Thursday, October 31, 2013

The Imitation of Christ - Thomas A Kempis

If I had to summarize this book in one word it would be "humility."  The author - a monk in the 15th century - wrote what is considered to be the best known Christian work outside of the Bible.  

I enjoyed the first section of the book the most - the "counsels on the inner life."  I am still finishing the last 1/2 of the book.

I have one point of disagreement - if I so dare to disagree with such a classic work!  A Kempis wrote from the perspective of one who was in the midst of the monastic movement - a movement used powerfully by God, but whose role was often to step away from common man rather than to live among them.  I prefer an incarnational approach to sharing my faith and life with others - to live among rather than to separate from.  
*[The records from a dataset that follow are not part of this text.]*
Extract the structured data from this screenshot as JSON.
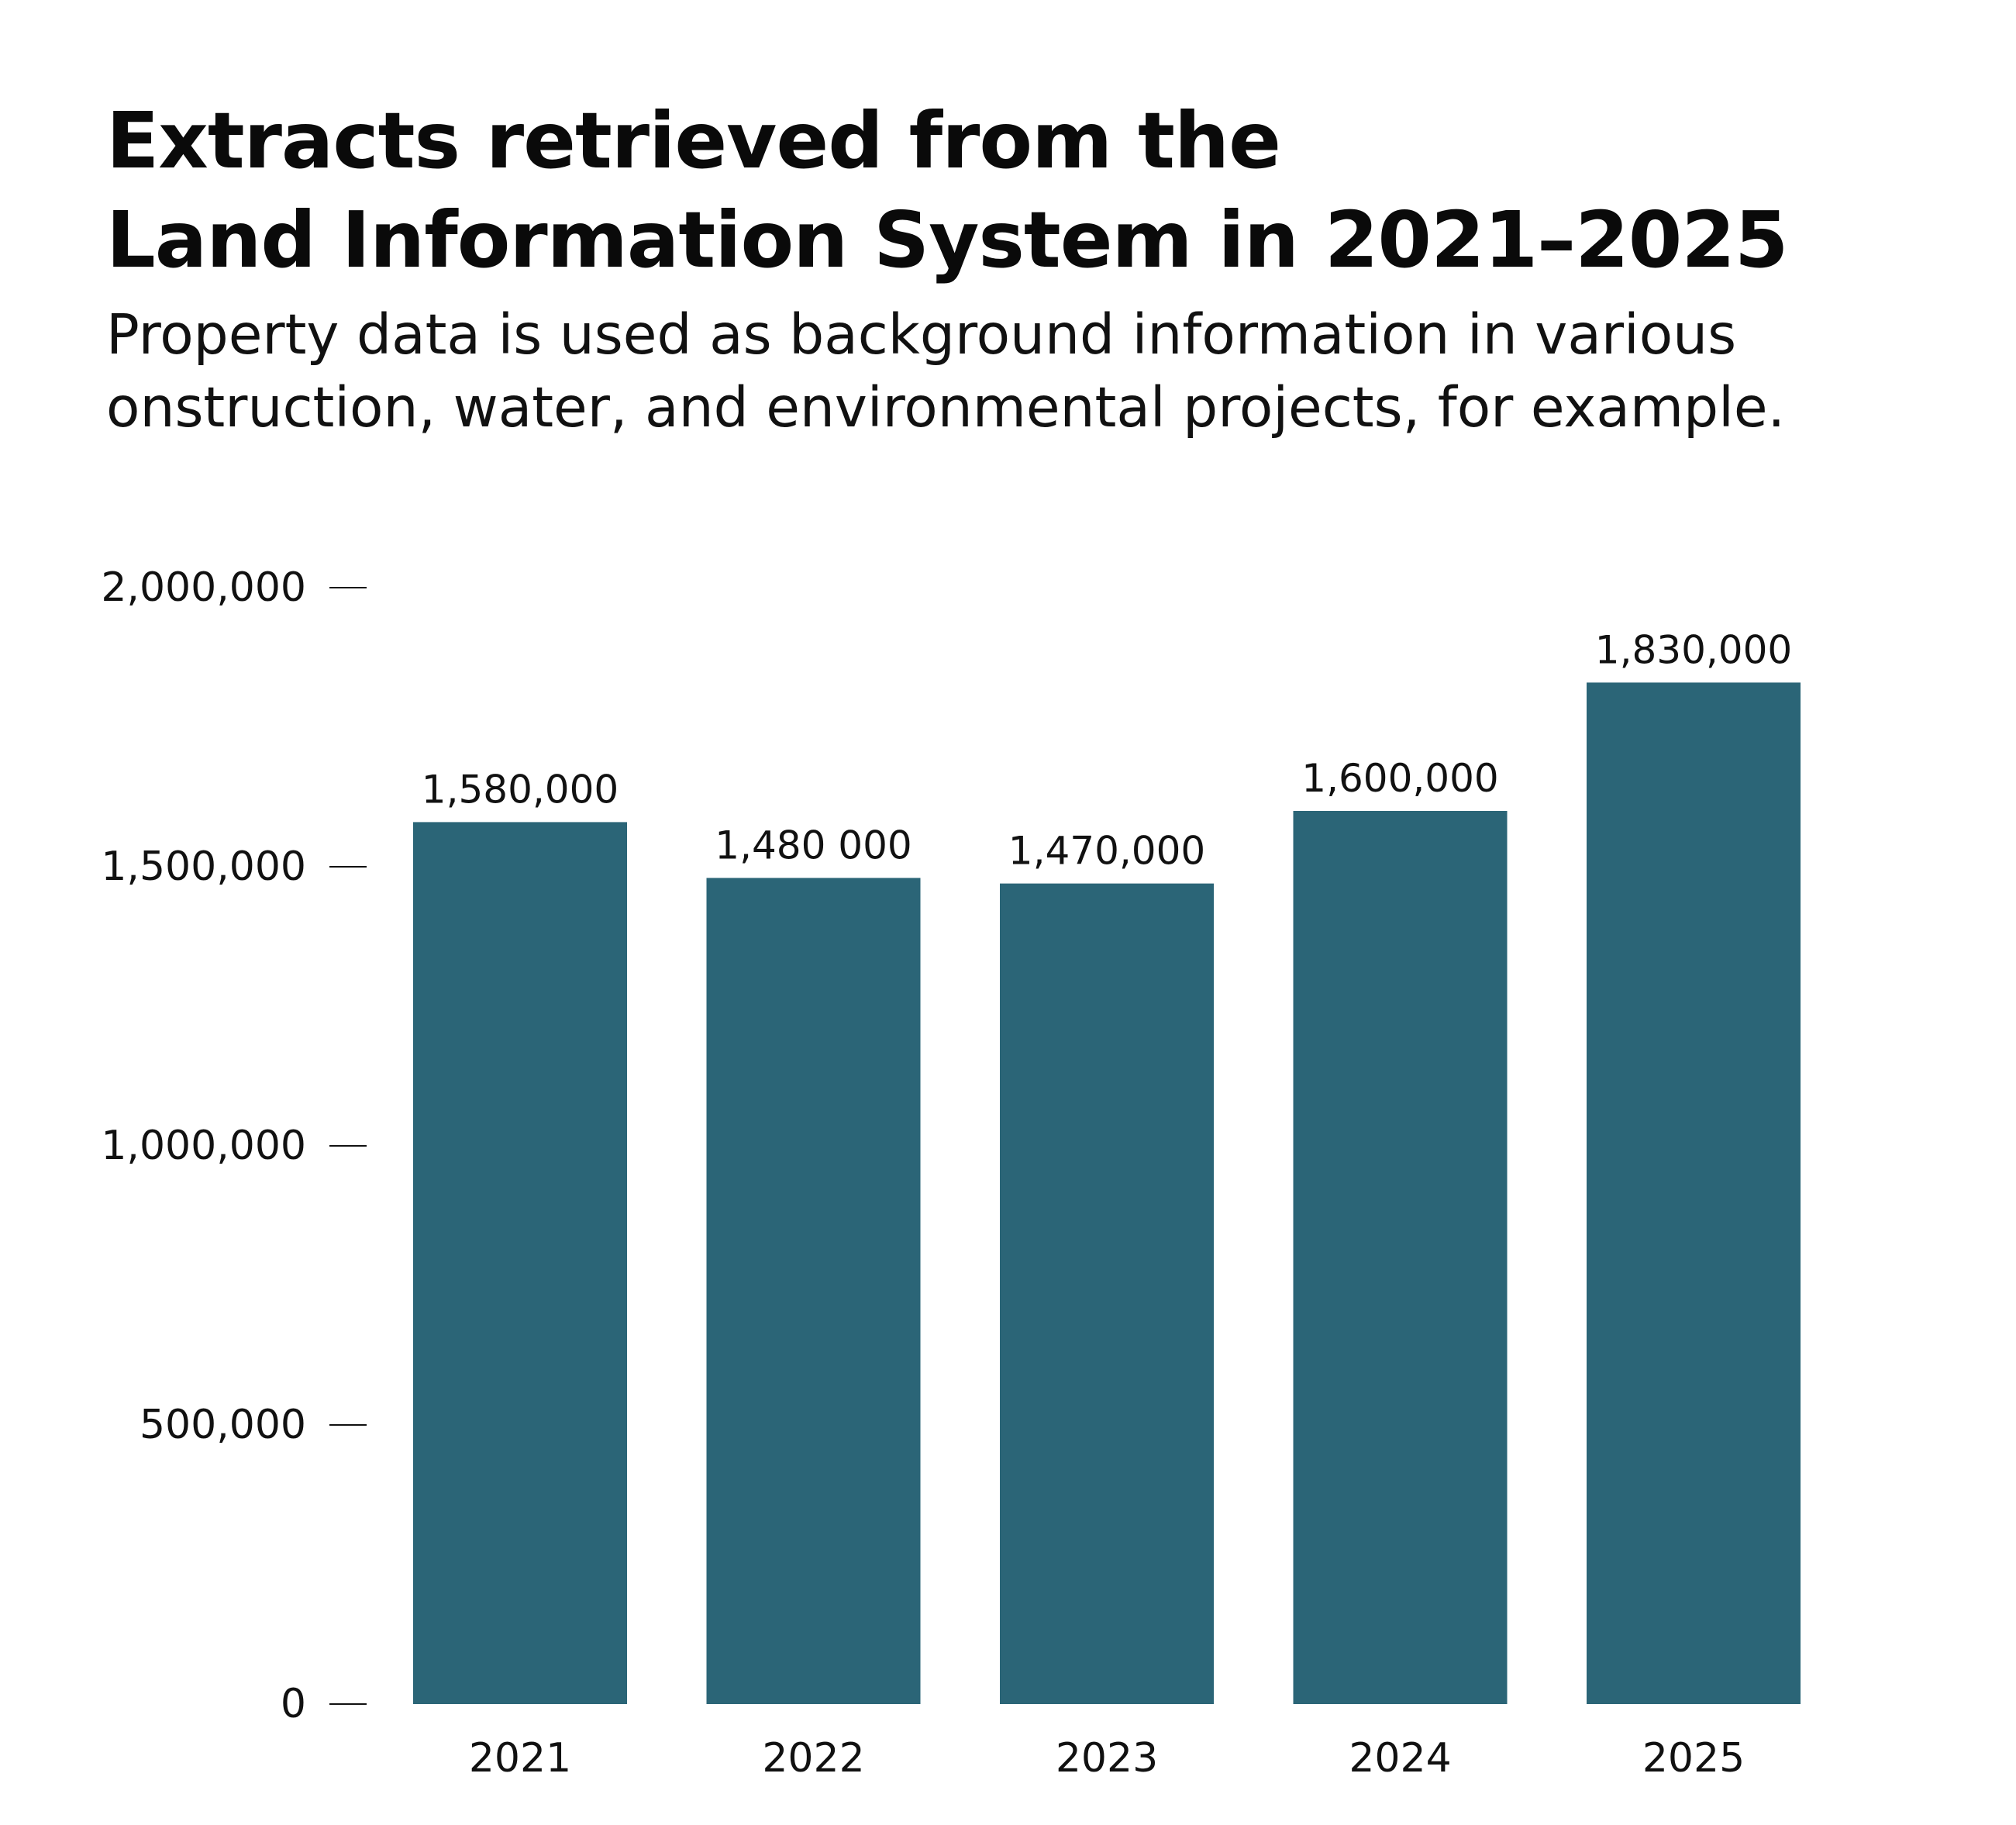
{
  "title_lines": [
    "Extracts retrieved from the",
    "Land Information System in 2021–2025"
  ],
  "subtitle_lines": [
    "Property data is used as background information in various",
    "onstruction, water, and environmental projects, for example."
  ],
  "colors": {
    "bar": "#2b6577",
    "text": "#111111",
    "tick": "#111111"
  },
  "chart_data": {
    "type": "bar",
    "title": "Extracts retrieved from the Land Information System in 2021–2025",
    "subtitle": "Property data is used as background information in various onstruction, water, and environmental projects, for example.",
    "xlabel": "",
    "ylabel": "",
    "ylim": [
      0,
      2000000
    ],
    "yticks": [
      0,
      500000,
      1000000,
      1500000,
      2000000
    ],
    "ytick_labels": [
      "0",
      "500,000",
      "1,000,000",
      "1,500,000",
      "2,000,000"
    ],
    "categories": [
      "2021",
      "2022",
      "2023",
      "2024",
      "2025"
    ],
    "values": [
      1580000,
      1480000,
      1470000,
      1600000,
      1830000
    ],
    "data_labels": [
      "1,580,000",
      "1,480 000",
      "1,470,000",
      "1,600,000",
      "1,830,000"
    ],
    "grid": false,
    "legend": "none"
  }
}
Here are some of my favorite "nuggets" -

"It is no great matter to associate with the good and gentle, for this is naturally pleasant to everyone.  All men are glad to live at peace, and prefer those who are of their own way of thinking.  But to be able to live at peace among hard, obstinate, and undisicplined people and those who oppose us, is a great grace, and a most commendable and manly achievement."  

And a whole section - I cannot help but reproduce in its entirety here:

"Do not be concerned overmuch who is with you or against you, but work and plan that God may be with you in all that you do. Keep a clean conscience, and God will mightily defend you; for whoever enjoys the protection of God cannot be harmed by the malice of man.  If you learn to suffer in silence, you may be sure of receiving God's help.  He knows the time and the way to deliver you; so trust yourself entirely to His care.  God is strong to help you, and to free you from all confusion.  It is often good for us that others know and expose our faults, for so may we be kept humble.  
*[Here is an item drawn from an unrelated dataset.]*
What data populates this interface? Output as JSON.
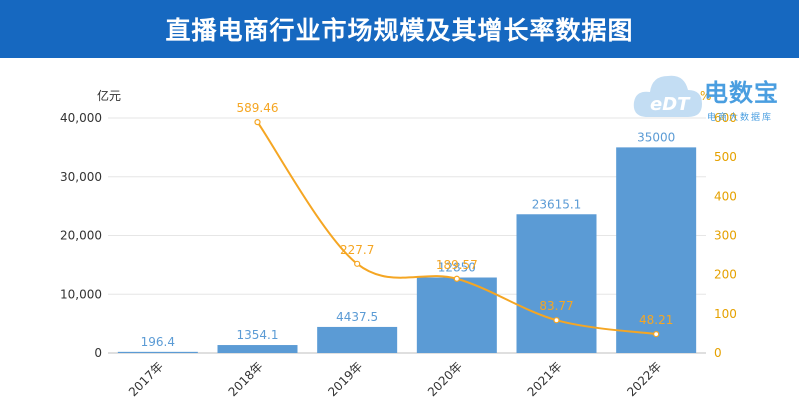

When a man humbly admits his faults, he soon appeases his fellows, and is reconciled to those whom he had offended.  God protects and delivers a humble man; He loves and comforts him.  To the humble He leans down and bestows great success, raising him from abasement to honour.  To him He reveals His secrets, and lovingly calls and draws him to Himself.  Even in the midst of trouble, the humble man remains wholly at peace, for he trusts in God, and not in the world.  Do not consider yourself to have made any spiritual progress, unless you account yourself the least of all men."  

A common struggle - to allow others to expose our faults and to humbly own it and repent publicly of our sin.  Ouch.  I admit my ego still struggles under this injunction.  And yet - I have personally seen in my own life and others the absolute beauty of repentance and restoration as a result of a deep humility rooted in the Gospel-identity we have in Christ.

God...humble me more. Help me imitate Christ.

Tuesday, October 1, 2013

How the Irish Saved Civilization - by Thomas Cahill

Yes, this is not my normal "read"... in fact, I'm not reading it at all - I am listening to the audio version.

I am not a "history buff" - I have always had a difficult time remembering dates and names.  I love the stories and the lessons learned in history, but have struggled to keep it "filed and ready" in my busy-brain.

I was prompted to read this book because of my preparation for the Perspectives Course and the lesson I am responsible to teach.

I apologize that this is not a very formal or thorough review -but just wanted to say that this book is worth "listening to" - and if you love History, worth reading and noting. The author does a fantastic job of linking the various seasons of history with the preservation of literature and the progress of Christianity.  It is more exciting than I can adequately express here.  

I am coming away from this book with a renewed sense of the power of the Gospel to transform culture, and power of one individual (such as St. Patrick) to express that message in a way that ripples out beyond what he may have ever dreamed would happen!